Set in a mature garden, designed and built along with the rest of the lodge, the Villa possesses the same distinctive thatch overhang, is linked by semi-hidden walkways and is characterised by vast and beautifully decorated interiors, wooden floors, a mix of traditional beach furniture, designer single mould plastic seating and an eclectic collection of lamps.
Food & service
As with the rest of the lodge, the service and food at the Presidential Villa is excellent. Given that each employee, from house host to private chef, holds a stake – economic, environmental and cultural – in the property’s success, guests are provided with the sort of personal service one might expect of an exceptional private house. The food is prepared in-house, special diets and tastes are easily catered for, and the cuisine is fish-based, with the produce locally sourced.
The sleeping accommodation is divine. The split-level master bedroom is vast, includes a king-size bed, a seating area, decking, bathroom and a separate toilet. Like the rest of the Villa, the bedrooms decor is quite stunning – bone white slumber seating, a huge cube shaped mosquito net, the odd animal skin rug and acres of space. Equally fine, the second bedroom is exactly the same as the rest of the lodge’s infinity beach room collection. Including a king-size double or twin bed, comfortable seating area, separate bathroom, sun and undercover decking, beachside sala, plunge pool, fan and air-con, mini-bar and a coffee and tea station, the style of the room limits itself to quality functional objects, white walls and a beautiful wooden floor.
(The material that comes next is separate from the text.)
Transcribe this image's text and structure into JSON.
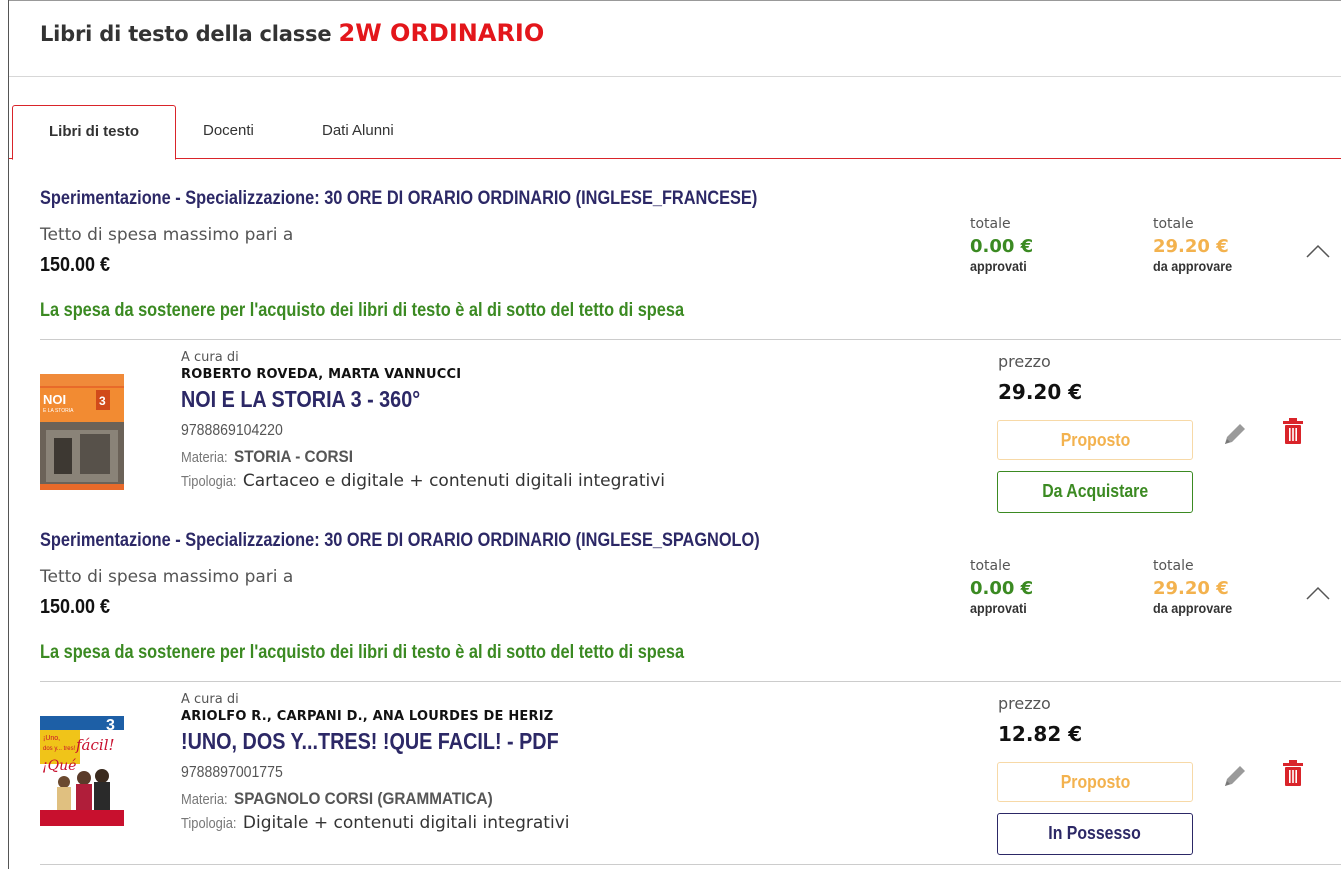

Activities at the Presidential Villa are exactly the same as those found in the rest of the lodge, only the itineraries are even more finely tuned to guests’ needs, the host service prepared for any eventuality or need. Activities include Red Dune and Crocodile Lake and South Beach excursions, visits to local community initiatives, island hopping, snorkelling, dhow trips, island picnics, diving, fishing, helicopter trips and star gazing.
Azura’s biggest asset is its pristine location, and therefore safeguarding it is essential. As such, to keep from contaminating seawater, all ‘grey water’ from sinks and showers is used to water the retreat’s indigenous gardens, saving precious water as well as keeping the sea free of pollutants. All other waste water goes through the state-of-the-art treatment plant, and all washing is done with eco-friendly chemicals.
In-shore fish stocks and dolphin populations have been revived through Azura’s No-Fish Zone: an area of water where locals have agreed not to fish, in return for financial compensation
The owners have meticulously made sure that every phase of the lodge’s construction promotes the local community’s social and economic prospects, and they also came up with the idea of using the construction of Azura as a hands-on method of training the locals in essential skills.
An environmental expert and a community specialist were on the ground before the first hand-made brick was even laid, and such effort was made to use local materials that the sea was scoured for coconut trees blown over by a recent cyclone for use as beams and frames. Local women were invited to provide the Jekka that forms Azura’s iconic thatched roofs, and local dhows were used to bring in anything that did have to be imported, such as the water treatment plant, which ensures the surrounding seawater remains unblemished.
Funds collected from the lodge’s registered charity, The Rainbow Fund, have been used to build the area’s first school; increasing the amount of local children in education tenfold, from 40 to 400.